During the course of antibiotic treatment, serial white blood cell count and temperature are closely monitored. Typically, the intravenous antibiotics are continued until the person has no fever for at least 24 to 48 hours, then equivalent antibiotics by mouth can be given for a total of two-week duration of treatment. Intravenous fluids may be administered to compensate for the reduced oral intake, insensible losses (due to the raised temperature) and vasodilation and to optimize urine output. Percutaneous nephrostomy or ureteral stent placement may be indicated to relieve obstruction caused by a stone. Children with acute pyelonephritis can be treated effectively with oral antibiotics (cefixime, ceftibuten and amoxicillin/clavulanic acid) or with short courses (2 to 4 days) of intravenous therapy followed by oral therapy. If intravenous therapy is chosen, single daily dosing with aminoglycosides is safe and effective.

Fosfomycin can be used as an efficacious treatment for both UTIs and complicated UTIs including acute pyelonephritis. The standard regimen for complicated UTIs is an oral 3 g dose administered once every 48 or 72 hours for a total of 3 doses or a 6 grams every 8 hours for 7 days to 14 days when fosfomycin is given in IV form.

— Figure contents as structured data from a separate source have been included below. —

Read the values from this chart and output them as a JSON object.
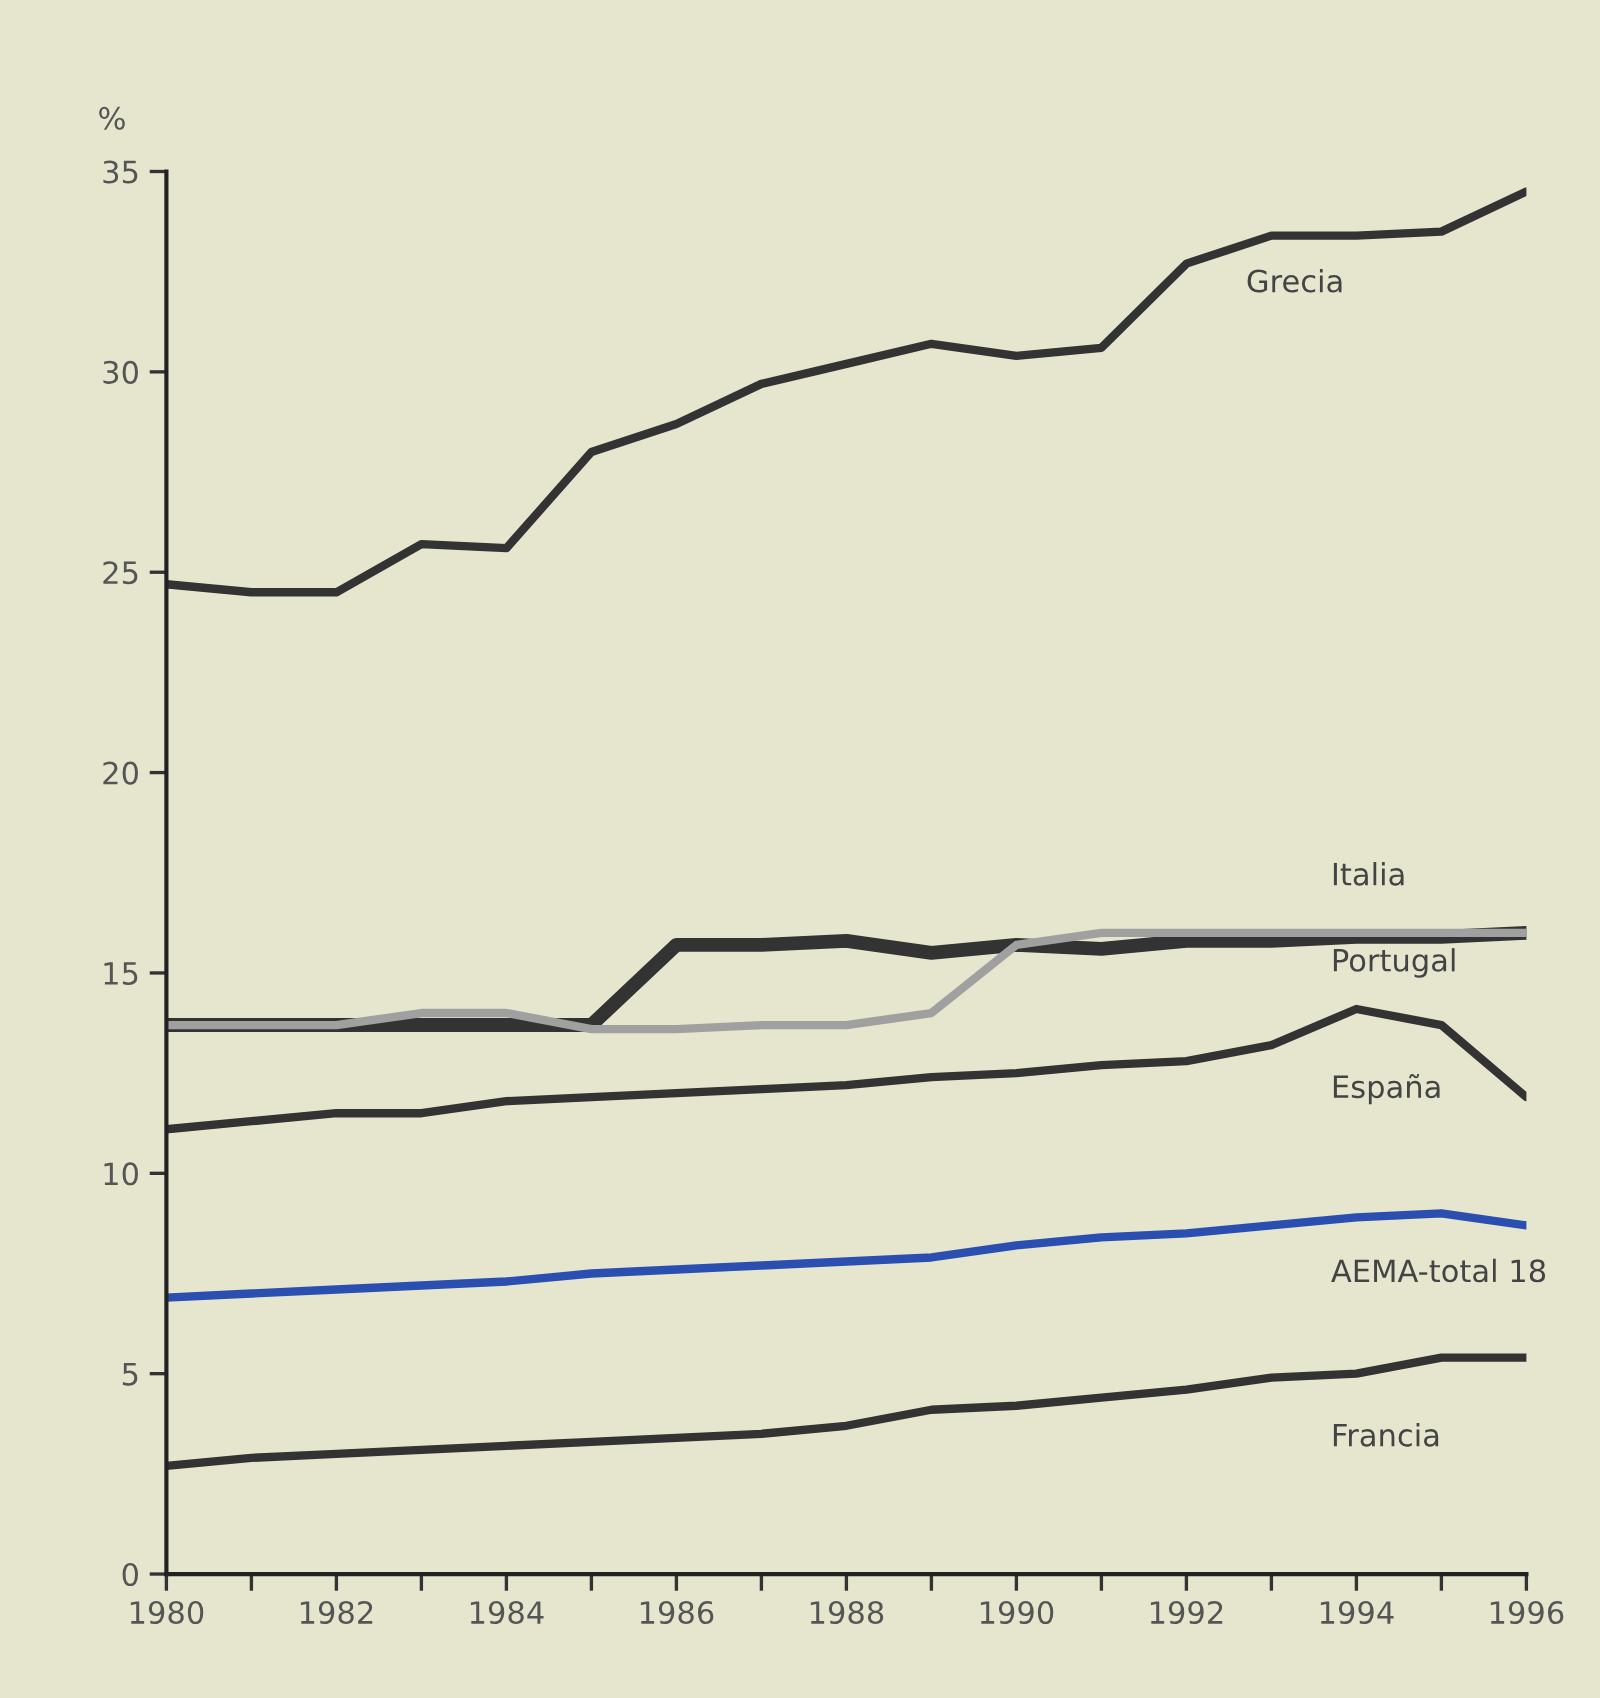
{
  "chart_data": {
    "type": "line",
    "ylabel": "%",
    "x": [
      1980,
      1981,
      1982,
      1983,
      1984,
      1985,
      1986,
      1987,
      1988,
      1989,
      1990,
      1991,
      1992,
      1993,
      1994,
      1995,
      1996
    ],
    "series": [
      {
        "name": "Grecia",
        "color": "#333333",
        "values": [
          24.7,
          24.5,
          24.5,
          25.7,
          25.6,
          28.0,
          28.7,
          29.7,
          30.2,
          30.7,
          30.4,
          30.6,
          32.7,
          33.4,
          33.4,
          33.5,
          34.5
        ]
      },
      {
        "name": "Italia",
        "color": "#333333",
        "values": [
          13.7,
          13.7,
          13.7,
          13.7,
          13.7,
          13.7,
          15.7,
          15.7,
          15.8,
          15.5,
          15.7,
          15.6,
          15.8,
          15.8,
          15.9,
          15.9,
          16.0
        ]
      },
      {
        "name": "Portugal",
        "color": "#a0a0a0",
        "values": [
          13.7,
          13.7,
          13.7,
          14.0,
          14.0,
          13.6,
          13.6,
          13.7,
          13.7,
          14.0,
          15.7,
          16.0,
          16.0,
          16.0,
          16.0,
          16.0,
          16.0
        ]
      },
      {
        "name": "España",
        "color": "#333333",
        "values": [
          11.1,
          11.3,
          11.5,
          11.5,
          11.8,
          11.9,
          12.0,
          12.1,
          12.2,
          12.4,
          12.5,
          12.7,
          12.8,
          13.2,
          14.1,
          13.7,
          11.9
        ]
      },
      {
        "name": "AEMA-total 18",
        "color": "#2a4fb0",
        "values": [
          6.9,
          7.0,
          7.1,
          7.2,
          7.3,
          7.5,
          7.6,
          7.7,
          7.8,
          7.9,
          8.2,
          8.4,
          8.5,
          8.7,
          8.9,
          9.0,
          8.7
        ]
      },
      {
        "name": "Francia",
        "color": "#333333",
        "values": [
          2.7,
          2.9,
          3.0,
          3.1,
          3.2,
          3.3,
          3.4,
          3.5,
          3.7,
          4.1,
          4.2,
          4.4,
          4.6,
          4.9,
          5.0,
          5.4,
          5.4
        ]
      }
    ],
    "xlim": [
      1980,
      1996
    ],
    "ylim": [
      0,
      35
    ],
    "xticks": [
      1980,
      {
        "value": 1981,
        "label": null
      },
      1982,
      {
        "value": 1983,
        "label": null
      },
      1984,
      {
        "value": 1985,
        "label": null
      },
      1986,
      {
        "value": 1987,
        "label": null
      },
      1988,
      {
        "value": 1989,
        "label": null
      },
      1990,
      {
        "value": 1991,
        "label": null
      },
      1992,
      {
        "value": 1993,
        "label": null
      },
      1994,
      {
        "value": 1995,
        "label": null
      },
      1996
    ],
    "yticks": [
      0,
      5,
      10,
      15,
      20,
      25,
      30,
      35
    ],
    "grid": false,
    "legend": false,
    "marker": "none",
    "line_style": "solid"
  }
}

Treatment of xanthogranulomatous pyelonephritis involves antibiotics as well as surgery. Removal of the kidney is the best surgical treatment in the overwhelming majority of cases, although polar resection (partial nephrectomy) has been effective for some people with localized disease. Watchful waiting with serial imaging may be appropriate in rare circumstances.

===Follow-up===
If no improvement is made in one to two days post therapy, inpatients should repeat a urine analysis and imaging. Outpatients should check again with their doctor.

==Epidemiology==
There are roughly 12–13 cases annually per 10,000 population in women receiving outpatient treatment and 3–4 cases requiring admission. In men, 2–3 cases per 10,000 are treated as outpatients and 1–2 cases/10,000 require admission. Young women are most often affected. Infants and the elderly are also at increased risk, reflecting anatomical changes and hormonal status. Xanthogranulomatous pyelonephritis is most common in middle-aged women. It can present somewhat differently in children, in whom it may be mistaken for Wilms' tumor.

==Research==

According to a 2015 meta analysis, vitamin A has been shown to alleviate renal damage and/or prevent renal scarring.

==Etymology==
The term is from Greek πύελο|ς pýelo|s, "basin" + νεφρ|ός nepʰrós, "kidney" + suffix -itis suggesting "inflammation".

A similar term is "pyelitis", which means inflammation of the renal pelvis and calyces. In other words, pyelitis together with nephritis is collectively known as pyelonephritis.